= R. Ifor Parry =

Welsh preacher

Robert Ifor Parry (1908–1975) was a Congregationalist minister and schoolmaster at Aberdare.

==Early life==
Parry was born at Holyhead, Anglesey, son of Benjamin Parry, who was employed as an engineer on ships sailing from Holyhead to Ireland. Educated at the Holyhead County School, he enrolled at the University College, Bangor, where he earned a first-class degree in History in 1929 and an MA in 1931 for a thesis on the attitude of Welsh Independents to working class movements from 1815 to 1870. Given the history of Aberdare, his research interests may have been a factor in his receiving a call from Siloa, Aberdare, where he was ordained in June 1933. He was only the third minister in the church's history, following David Price (1843–78) and D. Silyn Evans (1880–1930). In 1940, he married Mona Morgan, whose father, Richard, was a deacon at Siloa.

==Siloa, Aberdare==
Parry earned a reputation as a preacher at Aberdare, although his modern views on theology and the teaching of the Bible, clashed with the more traditional views of an older generation. He was invited to preach throughout Wales and at annual meetings both of his own denomination and other organisations.
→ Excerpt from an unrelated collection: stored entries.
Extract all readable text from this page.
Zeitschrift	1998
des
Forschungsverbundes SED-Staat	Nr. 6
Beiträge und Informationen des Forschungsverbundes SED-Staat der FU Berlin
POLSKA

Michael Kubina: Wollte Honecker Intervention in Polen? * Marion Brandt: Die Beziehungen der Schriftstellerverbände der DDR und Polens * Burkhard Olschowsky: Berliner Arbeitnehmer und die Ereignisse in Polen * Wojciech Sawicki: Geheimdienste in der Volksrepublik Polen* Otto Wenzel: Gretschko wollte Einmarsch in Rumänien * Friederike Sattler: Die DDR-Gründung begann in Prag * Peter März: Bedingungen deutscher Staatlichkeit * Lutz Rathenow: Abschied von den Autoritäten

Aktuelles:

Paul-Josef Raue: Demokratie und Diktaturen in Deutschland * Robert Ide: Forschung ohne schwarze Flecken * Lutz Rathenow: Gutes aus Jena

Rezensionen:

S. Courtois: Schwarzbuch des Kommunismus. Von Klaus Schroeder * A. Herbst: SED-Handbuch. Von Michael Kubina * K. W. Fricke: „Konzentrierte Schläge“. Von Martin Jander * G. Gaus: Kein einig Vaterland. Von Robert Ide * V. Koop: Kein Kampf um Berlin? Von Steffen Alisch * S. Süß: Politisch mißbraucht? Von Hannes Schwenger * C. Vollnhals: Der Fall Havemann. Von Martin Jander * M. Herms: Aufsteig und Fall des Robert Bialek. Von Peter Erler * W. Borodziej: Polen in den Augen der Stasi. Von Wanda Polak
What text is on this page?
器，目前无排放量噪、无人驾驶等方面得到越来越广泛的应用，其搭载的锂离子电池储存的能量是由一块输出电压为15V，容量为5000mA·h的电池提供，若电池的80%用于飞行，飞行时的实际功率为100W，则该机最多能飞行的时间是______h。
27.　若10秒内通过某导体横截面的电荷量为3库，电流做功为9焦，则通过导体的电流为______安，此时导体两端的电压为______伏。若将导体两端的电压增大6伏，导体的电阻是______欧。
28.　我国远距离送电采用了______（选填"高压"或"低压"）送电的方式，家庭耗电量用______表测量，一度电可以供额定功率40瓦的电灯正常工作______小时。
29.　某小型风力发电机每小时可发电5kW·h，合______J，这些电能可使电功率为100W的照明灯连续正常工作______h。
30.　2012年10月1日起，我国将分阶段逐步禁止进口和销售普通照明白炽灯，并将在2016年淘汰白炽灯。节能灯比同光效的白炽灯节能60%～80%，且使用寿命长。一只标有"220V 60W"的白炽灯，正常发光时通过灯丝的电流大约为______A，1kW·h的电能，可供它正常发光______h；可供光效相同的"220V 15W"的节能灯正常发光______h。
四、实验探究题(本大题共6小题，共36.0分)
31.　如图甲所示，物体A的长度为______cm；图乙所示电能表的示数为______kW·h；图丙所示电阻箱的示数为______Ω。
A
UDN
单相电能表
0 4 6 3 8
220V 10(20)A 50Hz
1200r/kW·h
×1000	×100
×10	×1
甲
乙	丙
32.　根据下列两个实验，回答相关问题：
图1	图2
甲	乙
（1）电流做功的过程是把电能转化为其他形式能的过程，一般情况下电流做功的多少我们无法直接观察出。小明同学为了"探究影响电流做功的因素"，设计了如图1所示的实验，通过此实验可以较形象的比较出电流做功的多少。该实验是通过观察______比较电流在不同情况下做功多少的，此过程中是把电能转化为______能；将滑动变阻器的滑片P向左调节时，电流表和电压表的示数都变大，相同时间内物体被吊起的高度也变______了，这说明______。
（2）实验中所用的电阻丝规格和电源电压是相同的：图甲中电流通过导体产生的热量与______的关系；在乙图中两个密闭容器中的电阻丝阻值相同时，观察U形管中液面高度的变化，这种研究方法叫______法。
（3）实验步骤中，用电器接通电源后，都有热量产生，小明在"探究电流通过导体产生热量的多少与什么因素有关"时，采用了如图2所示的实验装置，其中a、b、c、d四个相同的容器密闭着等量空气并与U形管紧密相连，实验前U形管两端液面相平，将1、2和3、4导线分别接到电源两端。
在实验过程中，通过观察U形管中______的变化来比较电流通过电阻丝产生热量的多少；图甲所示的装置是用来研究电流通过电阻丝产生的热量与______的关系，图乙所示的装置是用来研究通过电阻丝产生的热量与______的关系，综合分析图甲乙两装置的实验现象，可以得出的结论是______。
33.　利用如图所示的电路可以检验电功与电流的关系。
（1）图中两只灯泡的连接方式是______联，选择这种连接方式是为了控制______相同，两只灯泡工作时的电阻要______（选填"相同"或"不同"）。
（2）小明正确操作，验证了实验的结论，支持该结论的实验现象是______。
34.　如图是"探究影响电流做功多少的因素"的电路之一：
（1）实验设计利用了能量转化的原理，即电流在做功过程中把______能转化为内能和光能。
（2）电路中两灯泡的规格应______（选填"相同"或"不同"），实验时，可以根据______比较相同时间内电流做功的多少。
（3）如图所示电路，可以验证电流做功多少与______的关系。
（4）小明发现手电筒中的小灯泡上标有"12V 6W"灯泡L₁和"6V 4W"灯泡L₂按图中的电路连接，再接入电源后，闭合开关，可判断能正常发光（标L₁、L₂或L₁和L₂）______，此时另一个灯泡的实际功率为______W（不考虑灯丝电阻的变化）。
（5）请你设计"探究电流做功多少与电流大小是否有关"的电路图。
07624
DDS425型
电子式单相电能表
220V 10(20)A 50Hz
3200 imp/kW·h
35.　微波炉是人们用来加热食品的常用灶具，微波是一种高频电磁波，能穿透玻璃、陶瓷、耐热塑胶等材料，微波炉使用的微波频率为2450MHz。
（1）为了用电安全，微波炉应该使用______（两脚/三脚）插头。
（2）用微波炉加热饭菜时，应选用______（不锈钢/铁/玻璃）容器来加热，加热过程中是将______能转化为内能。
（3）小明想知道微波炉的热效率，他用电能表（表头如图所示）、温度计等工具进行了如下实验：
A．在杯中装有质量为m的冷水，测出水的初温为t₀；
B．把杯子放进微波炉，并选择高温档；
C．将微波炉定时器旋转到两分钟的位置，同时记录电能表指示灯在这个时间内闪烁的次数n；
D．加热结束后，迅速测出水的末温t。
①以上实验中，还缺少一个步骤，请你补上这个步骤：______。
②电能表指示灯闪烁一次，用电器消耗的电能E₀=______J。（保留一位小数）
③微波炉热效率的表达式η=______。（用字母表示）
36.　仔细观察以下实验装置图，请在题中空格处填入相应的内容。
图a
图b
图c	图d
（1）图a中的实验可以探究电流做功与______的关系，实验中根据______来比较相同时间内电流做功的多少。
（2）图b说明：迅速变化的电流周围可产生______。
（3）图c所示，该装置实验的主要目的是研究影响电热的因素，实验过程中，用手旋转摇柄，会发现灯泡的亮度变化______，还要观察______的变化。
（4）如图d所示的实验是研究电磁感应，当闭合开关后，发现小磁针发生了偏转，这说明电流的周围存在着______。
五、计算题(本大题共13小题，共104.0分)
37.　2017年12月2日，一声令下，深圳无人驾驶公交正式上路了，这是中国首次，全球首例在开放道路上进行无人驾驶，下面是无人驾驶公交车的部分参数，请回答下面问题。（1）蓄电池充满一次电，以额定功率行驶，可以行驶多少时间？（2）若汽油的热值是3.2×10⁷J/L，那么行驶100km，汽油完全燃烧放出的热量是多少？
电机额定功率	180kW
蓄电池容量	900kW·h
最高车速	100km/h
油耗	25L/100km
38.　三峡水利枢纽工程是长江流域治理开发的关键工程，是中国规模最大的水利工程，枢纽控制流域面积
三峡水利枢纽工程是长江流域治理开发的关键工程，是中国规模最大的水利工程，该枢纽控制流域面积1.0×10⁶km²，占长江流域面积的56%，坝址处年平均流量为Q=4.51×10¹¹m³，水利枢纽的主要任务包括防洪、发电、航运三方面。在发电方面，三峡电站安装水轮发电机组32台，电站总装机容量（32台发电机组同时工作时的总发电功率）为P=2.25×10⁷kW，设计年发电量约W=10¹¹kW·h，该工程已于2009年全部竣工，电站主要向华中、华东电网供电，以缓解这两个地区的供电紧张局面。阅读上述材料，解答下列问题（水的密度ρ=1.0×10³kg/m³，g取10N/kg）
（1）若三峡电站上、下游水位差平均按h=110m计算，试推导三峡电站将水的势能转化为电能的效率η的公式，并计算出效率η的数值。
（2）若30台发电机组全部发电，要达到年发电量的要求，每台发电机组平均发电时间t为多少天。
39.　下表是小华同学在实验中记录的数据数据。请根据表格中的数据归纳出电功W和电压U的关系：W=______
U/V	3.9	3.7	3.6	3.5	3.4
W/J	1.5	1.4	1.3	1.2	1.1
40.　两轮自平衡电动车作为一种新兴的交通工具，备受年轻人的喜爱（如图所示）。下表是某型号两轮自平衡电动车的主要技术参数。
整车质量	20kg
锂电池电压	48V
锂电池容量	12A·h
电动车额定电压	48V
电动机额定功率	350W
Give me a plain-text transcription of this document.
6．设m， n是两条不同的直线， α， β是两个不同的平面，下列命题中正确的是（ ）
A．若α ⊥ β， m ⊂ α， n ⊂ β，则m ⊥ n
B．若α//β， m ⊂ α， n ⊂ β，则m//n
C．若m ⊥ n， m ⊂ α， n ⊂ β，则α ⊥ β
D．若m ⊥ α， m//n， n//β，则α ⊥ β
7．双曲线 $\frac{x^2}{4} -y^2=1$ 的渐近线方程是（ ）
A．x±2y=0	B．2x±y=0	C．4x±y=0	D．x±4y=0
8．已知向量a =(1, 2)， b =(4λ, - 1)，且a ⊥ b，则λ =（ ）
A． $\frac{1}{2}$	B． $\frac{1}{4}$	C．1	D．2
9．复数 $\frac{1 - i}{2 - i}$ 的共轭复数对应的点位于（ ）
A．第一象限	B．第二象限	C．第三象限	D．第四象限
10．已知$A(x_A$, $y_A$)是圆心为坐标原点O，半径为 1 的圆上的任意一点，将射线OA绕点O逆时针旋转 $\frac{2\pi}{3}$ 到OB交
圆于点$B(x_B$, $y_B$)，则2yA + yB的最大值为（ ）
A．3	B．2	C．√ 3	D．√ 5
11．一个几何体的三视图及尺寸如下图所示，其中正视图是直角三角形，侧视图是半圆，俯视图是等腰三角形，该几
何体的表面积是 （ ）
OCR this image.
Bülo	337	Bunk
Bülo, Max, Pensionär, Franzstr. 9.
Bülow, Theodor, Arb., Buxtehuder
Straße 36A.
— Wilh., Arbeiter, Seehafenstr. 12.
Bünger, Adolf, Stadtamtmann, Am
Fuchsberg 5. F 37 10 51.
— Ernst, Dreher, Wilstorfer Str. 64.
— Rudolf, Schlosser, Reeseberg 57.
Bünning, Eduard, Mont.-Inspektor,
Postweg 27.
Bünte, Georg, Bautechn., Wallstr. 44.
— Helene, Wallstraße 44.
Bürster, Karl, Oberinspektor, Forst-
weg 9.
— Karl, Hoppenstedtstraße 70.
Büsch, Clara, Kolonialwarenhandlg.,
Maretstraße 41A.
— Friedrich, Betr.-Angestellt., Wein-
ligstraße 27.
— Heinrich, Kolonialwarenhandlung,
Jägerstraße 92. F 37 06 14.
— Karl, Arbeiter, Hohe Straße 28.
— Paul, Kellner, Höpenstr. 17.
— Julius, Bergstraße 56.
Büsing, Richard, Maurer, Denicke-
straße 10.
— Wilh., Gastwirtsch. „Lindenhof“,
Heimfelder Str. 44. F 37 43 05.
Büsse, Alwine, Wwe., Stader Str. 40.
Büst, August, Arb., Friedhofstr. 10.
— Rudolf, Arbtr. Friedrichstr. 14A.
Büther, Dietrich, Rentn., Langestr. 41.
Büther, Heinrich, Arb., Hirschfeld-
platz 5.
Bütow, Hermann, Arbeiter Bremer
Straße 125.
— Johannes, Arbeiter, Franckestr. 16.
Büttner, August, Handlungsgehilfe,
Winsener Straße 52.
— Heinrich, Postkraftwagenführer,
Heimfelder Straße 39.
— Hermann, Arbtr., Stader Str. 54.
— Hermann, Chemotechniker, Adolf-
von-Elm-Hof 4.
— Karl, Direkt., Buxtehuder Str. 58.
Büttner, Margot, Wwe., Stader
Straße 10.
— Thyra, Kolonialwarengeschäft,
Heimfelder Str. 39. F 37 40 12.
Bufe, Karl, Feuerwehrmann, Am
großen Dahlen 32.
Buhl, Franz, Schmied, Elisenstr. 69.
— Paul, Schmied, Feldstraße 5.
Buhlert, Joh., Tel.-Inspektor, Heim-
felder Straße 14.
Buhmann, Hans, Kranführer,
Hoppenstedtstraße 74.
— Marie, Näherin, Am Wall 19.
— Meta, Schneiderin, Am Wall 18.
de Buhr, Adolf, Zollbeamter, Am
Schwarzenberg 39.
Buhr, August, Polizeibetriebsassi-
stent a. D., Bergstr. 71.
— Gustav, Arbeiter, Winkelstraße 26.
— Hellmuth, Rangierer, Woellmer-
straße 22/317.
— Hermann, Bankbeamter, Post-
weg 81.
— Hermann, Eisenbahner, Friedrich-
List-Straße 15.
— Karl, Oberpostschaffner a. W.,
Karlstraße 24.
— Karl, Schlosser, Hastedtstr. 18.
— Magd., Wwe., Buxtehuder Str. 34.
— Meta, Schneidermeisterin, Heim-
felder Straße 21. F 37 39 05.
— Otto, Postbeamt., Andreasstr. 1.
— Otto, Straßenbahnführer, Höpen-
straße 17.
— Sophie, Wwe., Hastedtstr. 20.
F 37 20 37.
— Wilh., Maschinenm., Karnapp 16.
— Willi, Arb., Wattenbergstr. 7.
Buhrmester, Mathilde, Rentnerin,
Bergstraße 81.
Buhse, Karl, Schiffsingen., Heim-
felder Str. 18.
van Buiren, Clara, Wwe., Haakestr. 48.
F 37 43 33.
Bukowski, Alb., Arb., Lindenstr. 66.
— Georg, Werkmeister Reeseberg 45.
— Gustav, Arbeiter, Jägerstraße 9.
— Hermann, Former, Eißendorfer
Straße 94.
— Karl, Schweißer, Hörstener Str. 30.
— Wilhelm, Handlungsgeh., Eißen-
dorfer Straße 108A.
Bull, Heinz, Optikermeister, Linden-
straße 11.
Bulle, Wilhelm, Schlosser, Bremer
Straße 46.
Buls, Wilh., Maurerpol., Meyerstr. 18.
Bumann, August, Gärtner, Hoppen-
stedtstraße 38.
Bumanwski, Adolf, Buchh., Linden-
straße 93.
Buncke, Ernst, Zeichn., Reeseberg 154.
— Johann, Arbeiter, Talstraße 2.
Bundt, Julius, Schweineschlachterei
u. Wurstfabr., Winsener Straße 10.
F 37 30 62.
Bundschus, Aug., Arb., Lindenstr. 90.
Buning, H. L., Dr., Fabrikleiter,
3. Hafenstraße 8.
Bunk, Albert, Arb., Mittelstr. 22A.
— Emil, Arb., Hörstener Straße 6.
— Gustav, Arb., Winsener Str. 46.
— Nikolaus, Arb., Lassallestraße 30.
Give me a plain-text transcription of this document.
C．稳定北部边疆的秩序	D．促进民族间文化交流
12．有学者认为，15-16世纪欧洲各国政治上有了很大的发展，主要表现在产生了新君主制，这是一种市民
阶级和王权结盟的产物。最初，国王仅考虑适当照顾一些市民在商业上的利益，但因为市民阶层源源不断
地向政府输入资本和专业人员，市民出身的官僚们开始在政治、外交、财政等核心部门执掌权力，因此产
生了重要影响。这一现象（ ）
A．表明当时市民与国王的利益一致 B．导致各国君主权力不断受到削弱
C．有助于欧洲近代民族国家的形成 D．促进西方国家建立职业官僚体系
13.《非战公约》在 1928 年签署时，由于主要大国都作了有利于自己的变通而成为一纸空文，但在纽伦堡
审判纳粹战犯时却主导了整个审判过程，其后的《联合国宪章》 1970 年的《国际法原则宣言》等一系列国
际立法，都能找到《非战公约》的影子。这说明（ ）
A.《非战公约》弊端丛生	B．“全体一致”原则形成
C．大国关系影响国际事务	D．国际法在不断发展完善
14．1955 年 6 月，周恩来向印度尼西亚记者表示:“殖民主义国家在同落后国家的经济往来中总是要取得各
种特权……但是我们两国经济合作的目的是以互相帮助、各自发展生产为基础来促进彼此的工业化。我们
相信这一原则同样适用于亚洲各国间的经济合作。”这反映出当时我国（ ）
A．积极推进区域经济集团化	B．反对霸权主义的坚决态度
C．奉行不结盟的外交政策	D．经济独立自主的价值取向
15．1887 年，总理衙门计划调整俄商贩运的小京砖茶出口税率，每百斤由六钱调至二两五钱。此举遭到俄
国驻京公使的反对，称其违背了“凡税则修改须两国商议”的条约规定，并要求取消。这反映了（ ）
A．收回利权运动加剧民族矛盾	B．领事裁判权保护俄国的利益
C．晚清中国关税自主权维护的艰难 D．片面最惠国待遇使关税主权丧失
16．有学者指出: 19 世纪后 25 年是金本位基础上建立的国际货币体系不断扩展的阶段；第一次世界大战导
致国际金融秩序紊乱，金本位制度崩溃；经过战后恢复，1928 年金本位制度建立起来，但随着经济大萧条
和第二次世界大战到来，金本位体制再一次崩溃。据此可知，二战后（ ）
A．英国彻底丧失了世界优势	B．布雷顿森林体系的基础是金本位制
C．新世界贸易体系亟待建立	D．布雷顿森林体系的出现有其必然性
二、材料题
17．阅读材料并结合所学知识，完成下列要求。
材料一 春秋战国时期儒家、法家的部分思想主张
Parry also published a number of books and articles, in Welsh, mainly on various aspects of the history of nonconformity. He was also a noted local historian, who wrote a column for the local paper, the Aberdare Leader.

==Later life==
Possibly due to a decline in membership, Price's long pastorate at Siloa came to an end in 1964, when he became Head of Religious Studies at Aberdare Boys‘ Grammar School. Ifor Parry died on 18 December 1975, and he left a substantial sum of money to the Aberdare Boys‘ Grammar School to endow the ‘Mona and Ifor Parry Trust Fund,’ the income from which was to be used, in part, to award an annual prize for local history.